In other words, a site dedicated to discussions between people who don’t agree shouldn’t run any dialogues that include people who don’t agree with Carroll. And if it does, then Carroll’s not going to be associated with it. He’ll just go back over to his own blog, where, if he gets into a debate, he will at least be assured that his opponent will agree with him.

G. K. Chesterton and George Bernard Shaw once debated the question, “Do we agree?” Carroll and Bloggingheads.tv are now debating the question of whether two people who don’t agree should debate the question of whether two people who don’t agree should debate. About whether two people who don’t agree should debate, that is.

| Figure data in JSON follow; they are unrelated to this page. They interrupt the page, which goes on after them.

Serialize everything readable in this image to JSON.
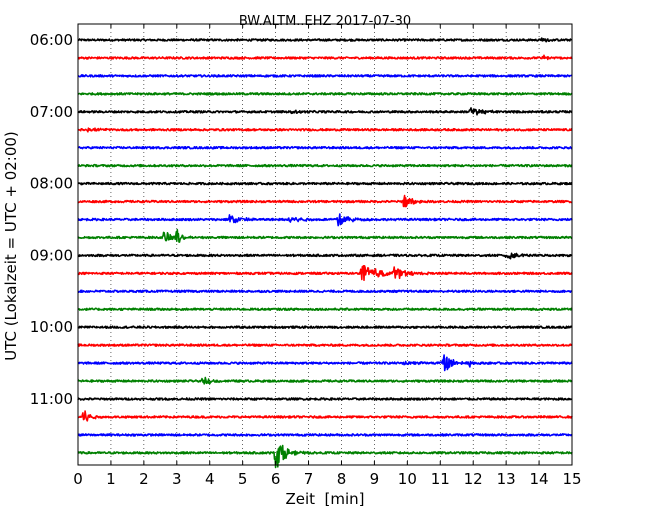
{
  "chart_data": {
    "type": "line",
    "title": "BW.ALTM..EHZ 2017-07-30",
    "xlabel": "Zeit  [min]",
    "ylabel": "UTC (Lokalzeit = UTC + 02:00)",
    "xlim": [
      0,
      15
    ],
    "x_ticks": [
      "0",
      "1",
      "2",
      "3",
      "4",
      "5",
      "6",
      "7",
      "8",
      "9",
      "10",
      "11",
      "12",
      "13",
      "14",
      "15"
    ],
    "grid": "vertical dotted",
    "colors": [
      "#000000",
      "#ff0000",
      "#0000ff",
      "#008000"
    ],
    "y_ticks": [
      {
        "label": "06:00",
        "trace": 0
      },
      {
        "label": "07:00",
        "trace": 4
      },
      {
        "label": "08:00",
        "trace": 8
      },
      {
        "label": "09:00",
        "trace": 12
      },
      {
        "label": "10:00",
        "trace": 16
      },
      {
        "label": "11:00",
        "trace": 20
      }
    ],
    "traces": [
      {
        "start": "06:00",
        "events": [
          {
            "t": 14.1,
            "amp": 0.2,
            "dur": 0.3
          }
        ]
      },
      {
        "start": "06:15",
        "events": [
          {
            "t": 14.1,
            "amp": 0.3,
            "dur": 0.2
          }
        ]
      },
      {
        "start": "06:30",
        "events": []
      },
      {
        "start": "06:45",
        "events": []
      },
      {
        "start": "07:00",
        "events": [
          {
            "t": 11.9,
            "amp": 0.4,
            "dur": 0.6
          },
          {
            "t": 6.5,
            "amp": 0.15,
            "dur": 0.4
          }
        ]
      },
      {
        "start": "07:15",
        "events": [
          {
            "t": 0.3,
            "amp": 0.2,
            "dur": 0.4
          }
        ]
      },
      {
        "start": "07:30",
        "events": []
      },
      {
        "start": "07:45",
        "events": []
      },
      {
        "start": "08:00",
        "events": []
      },
      {
        "start": "08:15",
        "events": [
          {
            "t": 9.9,
            "amp": 0.8,
            "dur": 0.3
          }
        ]
      },
      {
        "start": "08:30",
        "events": [
          {
            "t": 4.6,
            "amp": 0.5,
            "dur": 0.5
          },
          {
            "t": 6.4,
            "amp": 0.5,
            "dur": 0.5
          },
          {
            "t": 7.9,
            "amp": 0.6,
            "dur": 0.5
          }
        ]
      },
      {
        "start": "08:45",
        "events": [
          {
            "t": 2.6,
            "amp": 0.5,
            "dur": 0.6
          },
          {
            "t": 3.0,
            "amp": 0.9,
            "dur": 0.2
          }
        ]
      },
      {
        "start": "09:00",
        "events": [
          {
            "t": 13.0,
            "amp": 0.5,
            "dur": 0.5
          }
        ]
      },
      {
        "start": "09:15",
        "events": [
          {
            "t": 8.6,
            "amp": 0.9,
            "dur": 0.8
          },
          {
            "t": 9.6,
            "amp": 0.6,
            "dur": 0.5
          }
        ]
      },
      {
        "start": "09:30",
        "events": []
      },
      {
        "start": "09:45",
        "events": []
      },
      {
        "start": "10:00",
        "events": []
      },
      {
        "start": "10:15",
        "events": []
      },
      {
        "start": "10:30",
        "events": [
          {
            "t": 9.9,
            "amp": 0.2,
            "dur": 0.6
          },
          {
            "t": 11.1,
            "amp": 1.3,
            "dur": 0.3
          },
          {
            "t": 11.9,
            "amp": 0.3,
            "dur": 0.2
          }
        ]
      },
      {
        "start": "10:45",
        "events": [
          {
            "t": 3.8,
            "amp": 0.4,
            "dur": 0.4
          }
        ]
      },
      {
        "start": "11:00",
        "events": []
      },
      {
        "start": "11:15",
        "events": [
          {
            "t": 0.15,
            "amp": 0.9,
            "dur": 0.3
          }
        ]
      },
      {
        "start": "11:30",
        "events": []
      },
      {
        "start": "11:45",
        "events": [
          {
            "t": 6.0,
            "amp": 1.6,
            "dur": 0.4
          }
        ]
      }
    ]
  }
}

Of course, the difference is that Chesterton and Shaw conducted their debate in full knowledge that it was a joke.
After Bloggingheads-tv posted the dialogue, it apparently received complaints from Carroll and his allies, on the grounds that people like Behe were “crackpots.” So it took the post down. But then the hard-to-please Carroll, who complained that the site should never have posted the dialogue in the first place, got upset when the site took it down:

Then, to make things more bizarre, the dialogue suddenly disappeared from the site. I still have very little understanding why that happened. The reason given was that it was removed at McWhorter’s behest, because he didn’t think it represented him, Behe, or BH.tv very well. I’m sure that is the reason it was removed, although I have no idea what McWhorter was thinking — either when he proposed the dialogue, or while he was doing it, or when he asked that it be taken down.

In other words, Carroll complained about the post being put up. Bloggingheads.tv took the post down. Then Carroll complained that the site took the post down.

If only Bloggingheads.tv would act in as non-erratic a fashion as Carroll, maybe he would come back and be associated with the site again. Then it wouldn’t, like, be so bizarre.

But Carroll gives the reason he was upset that the site took the post down:

That feeds right into the persecution complex of the creationists, who like nothing more than to complain about how they are oppressed by the system.

Carroll is against giving people he disagrees with any excuse to complain that they are oppressed by the system. And the best way to do that, he suggests, is by never giving them a chance to speak in the first place. It’s so simple, really.
Oh, but then there’s the last part of the saga: Bloggingheads.tv put the post back up! And if you think this pleased the dyspeptic Carroll, why, you’re just not paying attention.

Remember, these Intelligent Design people are crackpots. Unlike Carroll. Who’s not.